The article simply broadcasts the officials' defense as it was, whether it made sense or not, whether it had any truth in it or not, whether the refutations of Garretson and his No. 2, Denis Herrmann, made any real sense or not. So it's time for a reality check to counter Garretson's bluster.  

Let's start with the obvious excuse from Garretson and Herrmann, which was that conditions in the aftermath of Hurricane Wilma were to blame. From the story:

But Denis Herrmann, the district's director of design and construction contracts, insisted the repairs were necessary and performed at a $300,000 discount. He said the district submitted paperwork manufactured after-the-fact -- not falsified -- because there was no electricity when the recovery began.

C&B's lobbyist, Ron Book, first met with Garretson and other district officials on November 2, nine days after Hurricane Wilma hit. That's when Garretson approved a $1 million purchase order with the company, even though it wasn't licensed in Florida to do the work. Repairs began the following day, November 3. According to newspaper reports at the time, all the schools had power by November 6, three days later, and all of them opened on November 7. So blaming the allegedly falsified paperwork that was filed weeks and sometimes months after the fact on a lack of power is simply ludicrous. Yet the newspaper let it stand.

And the supposed "$300,000 discount"? Well, that is never explained, so it's hard to refute. What's easy to document is that C&B initially put in invoices with inflated costs to the district. And it was School Board employees who flagged the invoices as being inflated and refused to pay them because C&B had no license in Florida to perform the work. This isn't a he-said, she-said moment; it's clearly documented by the School Board. I reported on it in January, citing original sources.

It was only then that the district turned to AshBritt, another Ron Book client, which processed the C&B invoices. Again, that is evident and easy to verify without the audit report.  

My favorite line from Garretson in the story is this one: "We never had any type of arraignment with C&B. Where is the contract with C&B? That's the question to ask."

First of all, I assume that the word "arraignment" is a typo/Freudian slip for "arrangement" that was made by the reporter. (And the mistake was repeated in the reprinted article in the Herald). But who knows? Maybe someday Garretson will get an arraignment with C&B.

But for him to say there was no arrangement with C&B is just a crazy-ass lie. The newspaper, doing the bare minimum, even mentioned the $1 million purchase order made between the district and the company.

Then Herrmann claims the auditors missed work on portables that C&B did at Flanagan High School because the auditors relied only on a building inspectors' report.
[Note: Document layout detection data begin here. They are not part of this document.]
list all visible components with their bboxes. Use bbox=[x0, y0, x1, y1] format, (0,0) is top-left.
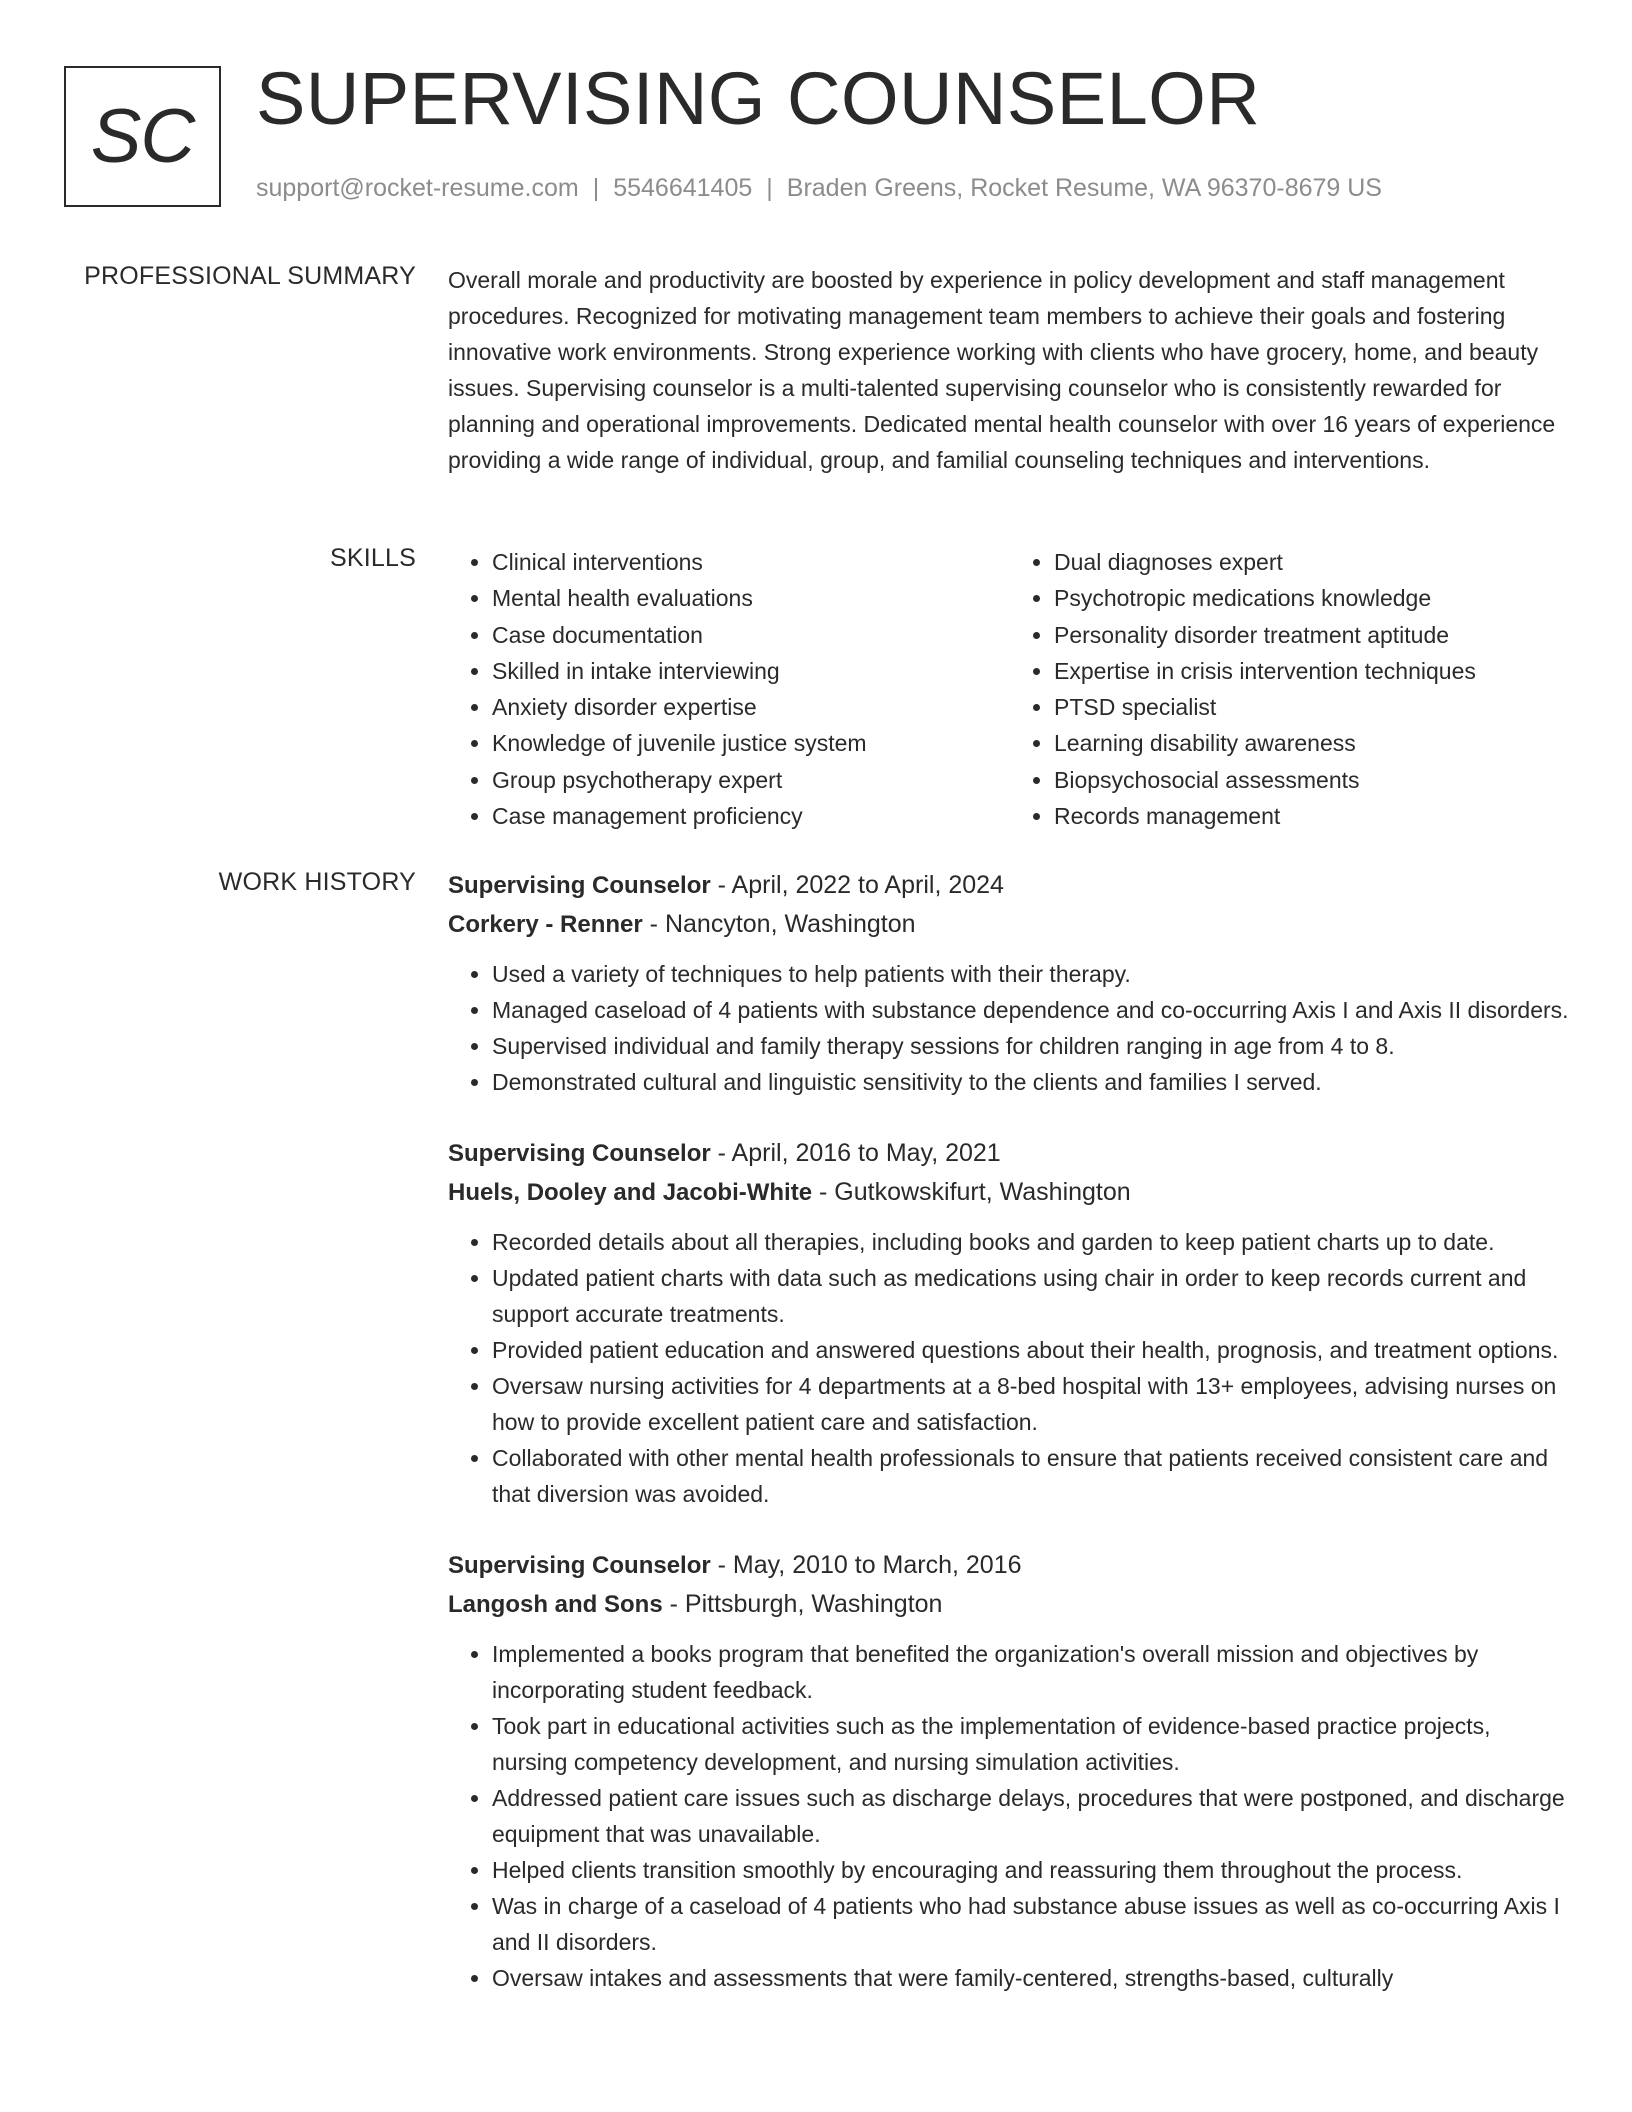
skill-item: • Case management proficiency bbox=[492, 798, 1010, 834]
section-label-work-history: WORK HISTORY bbox=[218, 868, 416, 896]
job-location: - Gutkowskifurt, Washington bbox=[812, 1178, 1131, 1206]
skill-item: • Dual diagnoses expert bbox=[1054, 544, 1572, 580]
contact-address: Braden Greens, Rocket Resume, WA 96370-8679 US bbox=[786, 174, 1382, 202]
job-bullets bbox=[448, 956, 1572, 1100]
job-entry bbox=[448, 1134, 1572, 1512]
skill-item: • Personality disorder treatment aptitude bbox=[1054, 617, 1572, 653]
skill-item: • Biopsychosocial assessments bbox=[1054, 762, 1572, 798]
job-bullet: • Demonstrated cultural and linguistic sensitivity to the clients and families I served. bbox=[492, 1064, 1572, 1100]
job-dates: - April, 2016 to May, 2021 bbox=[710, 1139, 1001, 1167]
skill-item: • Expertise in crisis intervention techniques bbox=[1054, 653, 1572, 689]
job-bullet: • Recorded details about all therapies, including books and garden to keep patient charts up to date. bbox=[492, 1224, 1572, 1260]
job-company-line bbox=[448, 1173, 1572, 1212]
skills-columns bbox=[448, 544, 1572, 834]
skill-item: • Mental health evaluations bbox=[492, 580, 1010, 616]
section-label-skills: SKILLS bbox=[330, 544, 416, 572]
resume-name: SUPERVISING COUNSELOR bbox=[256, 57, 1261, 140]
skill-item: • Learning disability awareness bbox=[1054, 725, 1572, 761]
contact-email: support@rocket-resume.com bbox=[256, 174, 579, 202]
contact-separator: | bbox=[766, 174, 773, 202]
job-company-line bbox=[448, 905, 1572, 944]
skill-item: • Knowledge of juvenile justice system bbox=[492, 725, 1010, 761]
job-title: Supervising Counselor bbox=[448, 1552, 711, 1579]
job-bullets bbox=[448, 1636, 1572, 1996]
job-title-line bbox=[448, 1546, 1572, 1585]
skills-body bbox=[448, 544, 1572, 834]
skill-item: • Case documentation bbox=[492, 617, 1010, 653]
skills-list-right bbox=[1010, 544, 1572, 834]
job-title: Supervising Counselor bbox=[448, 872, 711, 899]
job-location: - Nancyton, Washington bbox=[642, 910, 916, 938]
job-title-line bbox=[448, 866, 1572, 905]
section-label-summary: PROFESSIONAL SUMMARY bbox=[84, 262, 416, 290]
job-bullet: • Collaborated with other mental health professionals to ensure that patients received consistent care and that diversion was avoided. bbox=[492, 1440, 1572, 1512]
monogram-box bbox=[64, 66, 221, 207]
job-company: Langosh and Sons bbox=[448, 1591, 663, 1618]
monogram-initials: SC bbox=[90, 94, 195, 179]
skill-item: • Psychotropic medications knowledge bbox=[1054, 580, 1572, 616]
job-bullet: • Addressed patient care issues such as discharge delays, procedures that were postponed, and discharge equipment that was unavailable. bbox=[492, 1780, 1572, 1852]
job-bullet: • Provided patient education and answered questions about their health, prognosis, and treatment options. bbox=[492, 1332, 1572, 1368]
job-bullet: • Implemented a books program that benefited the organization's overall mission and objectives by incorporating student feedback. bbox=[492, 1636, 1572, 1708]
job-bullet: • Used a variety of techniques to help patients with their therapy. bbox=[492, 956, 1572, 992]
work-history-body bbox=[448, 866, 1572, 2030]
skill-item: • Records management bbox=[1054, 798, 1572, 834]
contact-separator: | bbox=[592, 174, 600, 202]
contact-line bbox=[256, 174, 1382, 203]
job-title: Supervising Counselor bbox=[448, 1140, 711, 1167]
skill-item: • Group psychotherapy expert bbox=[492, 762, 1010, 798]
job-company-line bbox=[448, 1585, 1572, 1624]
job-bullet: • Oversaw nursing activities for 4 departments at a 8-bed hospital with 13+ employees, advising nurses on how to provide excellent patient care and satisfaction. bbox=[492, 1368, 1572, 1440]
job-title-line bbox=[448, 1134, 1572, 1173]
job-location: - Pittsburgh, Washington bbox=[662, 1590, 943, 1618]
summary-body bbox=[448, 262, 1572, 478]
summary-text: Overall morale and productivity are boosted by experience in policy development and staff management procedures. Recognized for motivating management team members to achieve their goals and fostering innovative work environments. Strong experience working with clients who have grocery, home, and beauty issues. Supervising counselor is a multi-talented supervising counselor who is consistently rewarded for planning and operational improvements. Dedicated mental health counselor with over 16 years of experience providing a wide range of individual, group, and familial counseling techniques and interventions. bbox=[448, 267, 1556, 473]
job-dates: - April, 2022 to April, 2024 bbox=[710, 871, 1004, 899]
skill-item: • Skilled in intake interviewing bbox=[492, 653, 1010, 689]
skills-list-left bbox=[448, 544, 1010, 834]
contact-phone: 5546641405 bbox=[613, 174, 753, 202]
job-bullet: • Updated patient charts with data such as medications using chair in order to keep records current and support accurate treatments. bbox=[492, 1260, 1572, 1332]
job-bullet: • Took part in educational activities such as the implementation of evidence-based practice projects, nursing competency development, and nursing simulation activities. bbox=[492, 1708, 1572, 1780]
skill-item: • Anxiety disorder expertise bbox=[492, 689, 1010, 725]
job-bullet: • Managed caseload of 4 patients with substance dependence and co-occurring Axis I and Axis II disorders. bbox=[492, 992, 1572, 1028]
job-bullet: • Helped clients transition smoothly by encouraging and reassuring them throughout the process. bbox=[492, 1852, 1572, 1888]
job-bullet: • Was in charge of a caseload of 4 patients who had substance abuse issues as well as co-occurring Axis I and II disorders. bbox=[492, 1888, 1572, 1960]
job-company: Corkery - Renner bbox=[448, 911, 643, 938]
job-entry bbox=[448, 1546, 1572, 1996]
job-dates: - May, 2010 to March, 2016 bbox=[710, 1551, 1022, 1579]
job-entry bbox=[448, 866, 1572, 1100]
job-bullets bbox=[448, 1224, 1572, 1512]
job-bullet: • Supervised individual and family therapy sessions for children ranging in age from 4 to 8. bbox=[492, 1028, 1572, 1064]
job-company: Huels, Dooley and Jacobi-White bbox=[448, 1179, 813, 1206]
skill-item: • PTSD specialist bbox=[1054, 689, 1572, 725]
skill-item: • Clinical interventions bbox=[492, 544, 1010, 580]
job-bullet: • Oversaw intakes and assessments that were family-centered, strengths-based, culturally bbox=[492, 1960, 1572, 1996]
The Sentinel quoted Herrmann this way: "The auditors ignored all of that and point only to the [building] inspectors report. To focus on one piece of paper, then say we should sue someone. That's irresponsible."
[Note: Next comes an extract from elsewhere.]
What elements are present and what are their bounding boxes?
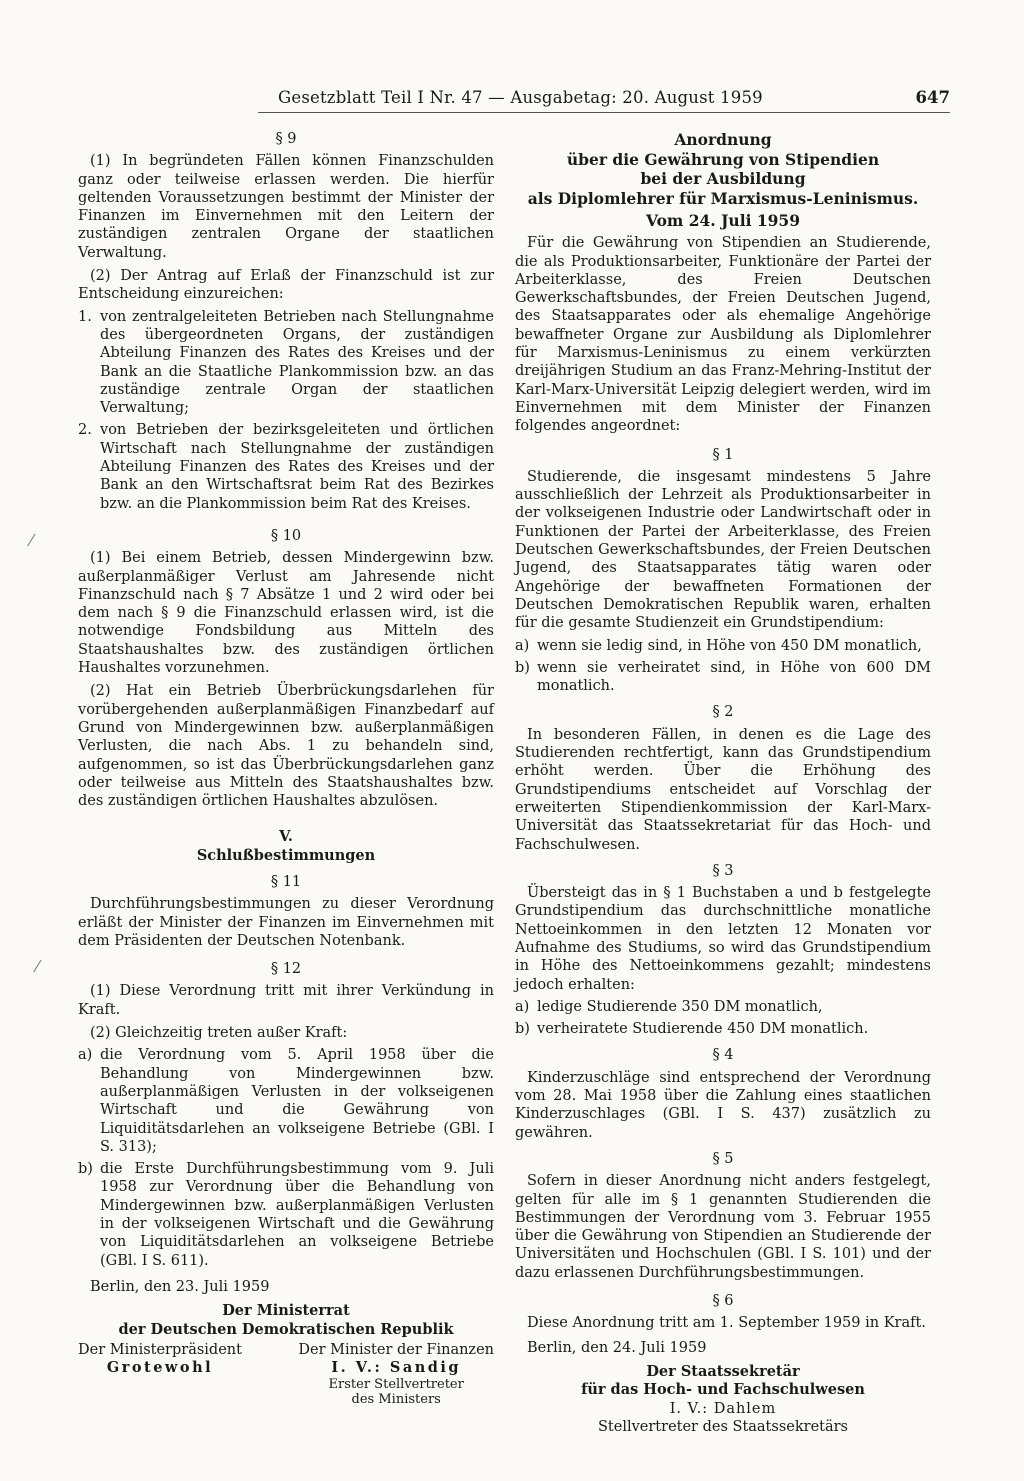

Say what? The audit report didn't rely on "one piece of paper." From page 20 of the report:

Our office gathered all invoices and associated back-up documentation from [the board, AshBritt, and C&B]. C&B Services invoices included daily work logs that identified all of the work they had provided during each day of the project. We reviewed and documented their services for every day, at every location, and compared documented services and portable numbers serviced...

So why are Herrmann and Garretson misleading the public in the newspapers? It's the same old, same old, really. They throw up a smokescreen to justify their waste and mismanagement of taxpayers' money with the hope that it will confuse people enough to let them skate by and keep the machine rumbling. Meanwhile, we get hosed while the contractors with the big lobbyists suck us dry for no good reason. Then it's rinse and repeat.

This time, though, I don't think it's going to work. Garretson and his boys are coming out with a report on July 17 to officially refute the audit report (rather than the bit of propaganda we saw in the newspapers today). Then on July 23, the whole thing will be hashed out by both sides in front of the School Board audit committee, which doesn't play around. Hopefully then everybody will get a taste of the truth.